Sono convinta che il processo di “Salute Partecipata” è avviato, mentre la classe medica è ancora impreparata, li vedo molto in difficoltà, in crisi. Se comunicassero con noi capirebbero che possiamo lavorare insieme, ma dobbiamo trovare un punto d’incontro, non accettiamo più un discorso verticale nel rapportarsi, avere accesso alle pubblicazioni scientifiche e alle informazioni relative ai conflitti d’interesse, investimenti di capitali e carenze amministrative ed assistenziali non è mai stato così semplice. Vogliamo più trasparenza.

D: Che visione avete dei social media e come invece siete visti dai media tradizionali e dalla gente normale?

R: Le nuove tecnologie ci sono di grande aiuto, per essere presenti in zone di vastità variabili i social media sono fondamentali: ricordo quando si parlava di facebook come di una moda passeggera, ma oggi senza di esso non sappiamo se le rivoluzioni del nord africa avrebbero avuto la stessa adesione di massa e peso.

La Medicina in questo periodo si è trovata fortemente in crisi, è ora che i pazienti prendano in mano le redini della storia e rivoluzionino loro quello che pareva incancrenirsi.
Per quanto riguarda i media tradizionali facciamo più fatica, ma la forza dei malati è che l’evidenza di ciò che è giusto non può sempre soccombere alla prepotenza del più potente: abbiamo trovato anche molti giornalisti che hanno mostrato grande sensibilità, ogni muro eretto, ce lo insegna la storia, è destinato a cadere.

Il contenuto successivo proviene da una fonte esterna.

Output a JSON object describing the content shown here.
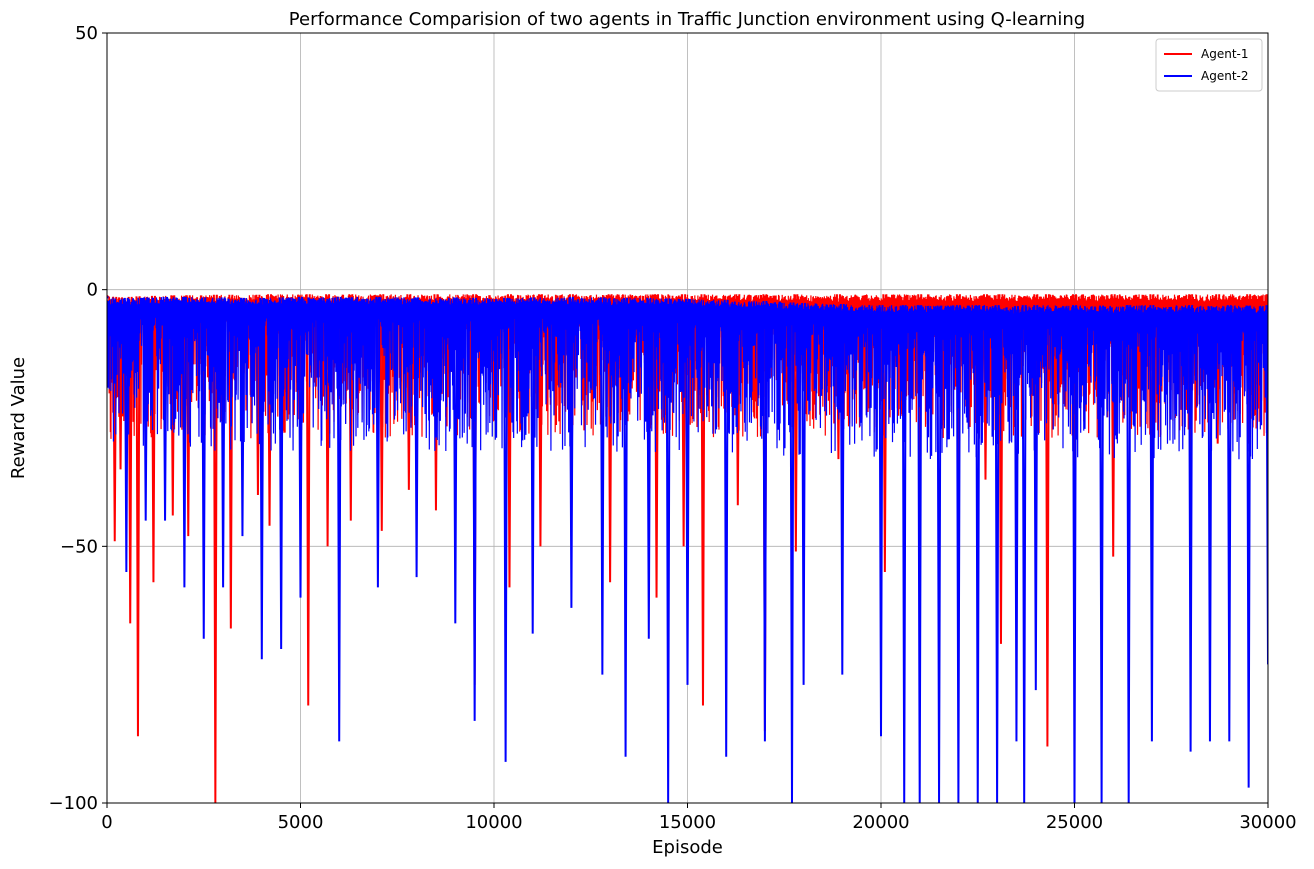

All’inizio mi sono sentita dare della pazza molto gratuitamente da soggetti francamente discutibili. Eravamo un gruppo di facinorosi sul piede di guerra, così ci descrivevano alla gente, ma noi, attraverso il coinvolgimento, ci siamo fatti voler bene e tutti i giorni ricevo le lettere di molti sostenitori che ci spingono ad andare avanti perché non sono contenti di come vanno le cose, di come vengono seguiti, di come sono considerati.

Qui non c’entra più la CCSVI, che ha soltanto aperto il vaso di Pandora, qui c’è la necessità di un’idea diversa di fare Medicina. Allora, per concludere, io mi chiedo: una Medicina diversa è possibile? Io credo di sì.

Nelle chiacchierata che ne è seguita, Stefania ha messo ulteriormente a fuoco alcuni ambiti e bisogni su cui c’è ancora da lavorare e di cui vi riporto i punti salienti:

  • occorrerebbe migliorare la formazione medica sugli aspetti psicologici e relazionali con il cittadino-paziente;
  • per le persone con sclerosi multipla servirebbero maggiori attenzioni e risorse per l’assistenza domiciliare; una copertura farmaceutica che copra anche le patologie correlate; centri multifunzionali specializzati che diano più spazio alla riabilitazione e dove il cittadino-paziente trovi tutte le diverse competenze mediche necessarie al proprio percorso di prevenzione, diagnosi, terapia ed assistenza;
  • “salute è politica”, questo è ormai ben chiaro, e una sua riforma è molto difficile tuttavia anche se sono processi lunghi occorre avviarli e una pressione dal basso può aiutare.

Medici, operatori e amministratori della sanità siete avvisati. Per dirla con Dylan, the times they are a-changin’.